Fulda is hopeful that one day there will be a more accurate screening tool for RLS. “Technically this will be very feasible with all the personal data that is theoretically available,” she says. “The success, however, will depend on a considerable research effort that generates a large gold-standard data set with RLS diagnoses made by RLS experts.” Any testing, such as polysomnography or wearables, needs to empirically show it can identify RLS cases with high accuracy but also reliably reject non-RLS cases, according to Fulda. Only a few studies have attempted this, and none of them have been independently confirmed for methods other than questionnaires and clinical interviews for RLS diagnosis, she says.
Winkelman isn’t so sure about a diagnostic tool identifying “an urge to move the legs” based on subjective experience. “How do you have an objective test for an urge?” he asks. He acknowledges RLS can have biomarkers, things highly associated with the condition, but he’s not sure medicine will get to the point where there are highly sensitive and specific biomarkers.

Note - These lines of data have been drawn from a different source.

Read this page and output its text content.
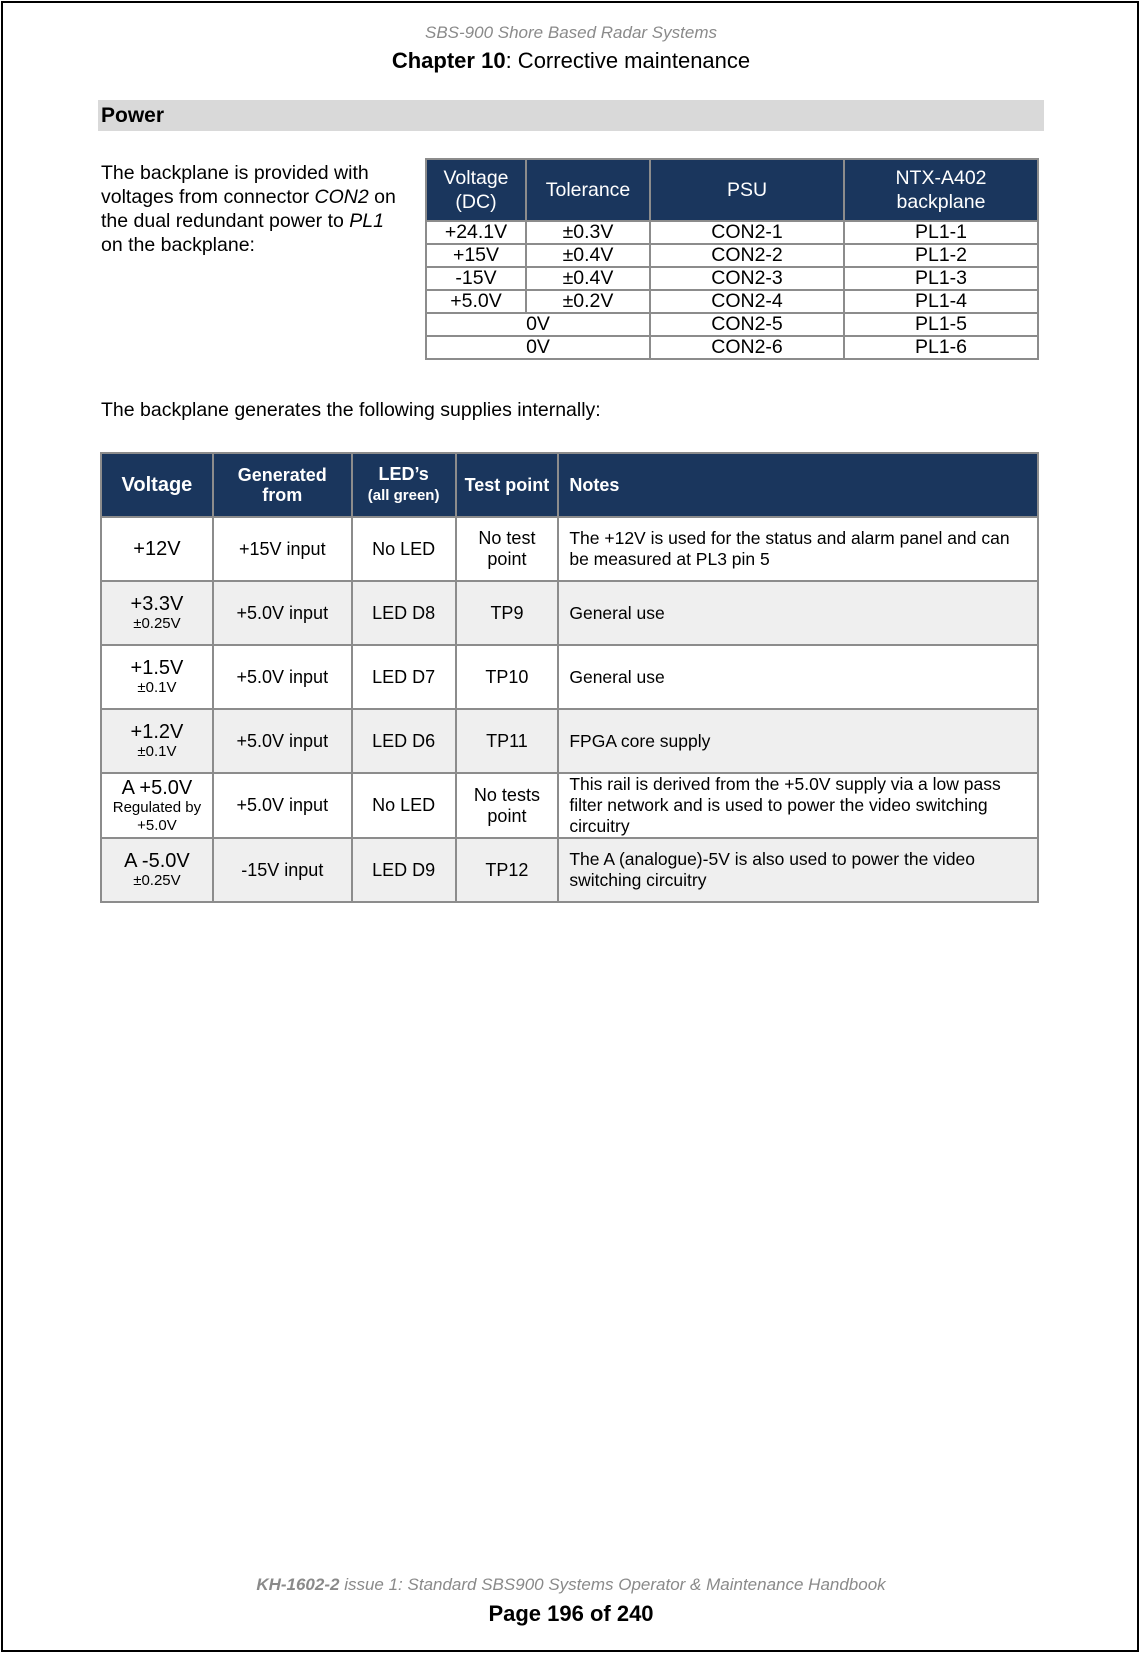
SBS-900 Shore Based Radar Systems
Chapter 10: Corrective maintenance
Power
The backplane is provided with voltages from connector CON2 on the dual redundant power to PL1 on the backplane:
Voltage (DC)	Tolerance	PSU	NTX-A402 backplane
+24.1V	±0.3V	CON2-1	PL1-1
+15V	±0.4V	CON2-2	PL1-2
-15V	±0.4V	CON2-3	PL1-3
+5.0V	±0.2V	CON2-4	PL1-4
0V		CON2-5	PL1-5
0V		CON2-6	PL1-6
The backplane generates the following supplies internally:
Voltage	Generated from	LED’s
(all green)	Test point	Notes

+12V	+15V input	No LED	No test point	The +12V is used for the status and alarm panel and can be measured at PL3 pin 5

+3.3V
±0.25V	+5.0V input	LED D8	TP9	General use

+1.5V
±0.1V	+5.0V input	LED D7	TP10	General use

+1.2V
±0.1V	+5.0V input	LED D6	TP11	FPGA core supply

A +5.0V
Regulated by +5.0V	+5.0V input	No LED	No tests point	This rail is derived from the +5.0V supply via a low pass filter network and is used to power the video switching circuitry

A -5.0V
±0.25V	-15V input	LED D9	TP12	The A (analogue)-5V is also used to power the video switching circuitry
KH-1602-2 issue 1: Standard SBS900 Systems Operator & Maintenance Handbook
Page 196 of 240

There may not be true objective tests for RLS, says Berkowski, and supporting tests such as iron studies or genetic testing can help support an RLS diagnosis. “But nothing is really going to confirm the condition other than clinical judgment with these [screening] questions,” he says. Nothing, he adds, is going to say for sure a patient has RLS even if they meet all the criteria.
1. Fulda S, Allen RP, Earley CJ, et al. We need to do better: A systematic review and meta-analysis of diagnostic test accuracy of restless legs syndrome screening instruments. Sleep Med Rev. 2021 Aug;58:101461.
2. Hening WA, Allen RP, Washburn M, et al The four diagnostic criteria for Restless Legs Syndrome are unable to exclude confounding conditions (“mimics”). Sleep Med. 2009 Oct;10(9):976-81.
3. Winkelman JW. Opioids and RLS: a double-edged sword. J Clin Sleep Med. 2023 Feb 17. Epub ahead of print.
4. McCarter SJ, Labott JR, Mazumder MK, et al. Emergence of restless legs syndrome during opioid discontinuation. J Clin Sleep Med. 2023 Jan 24. Epub ahead of print.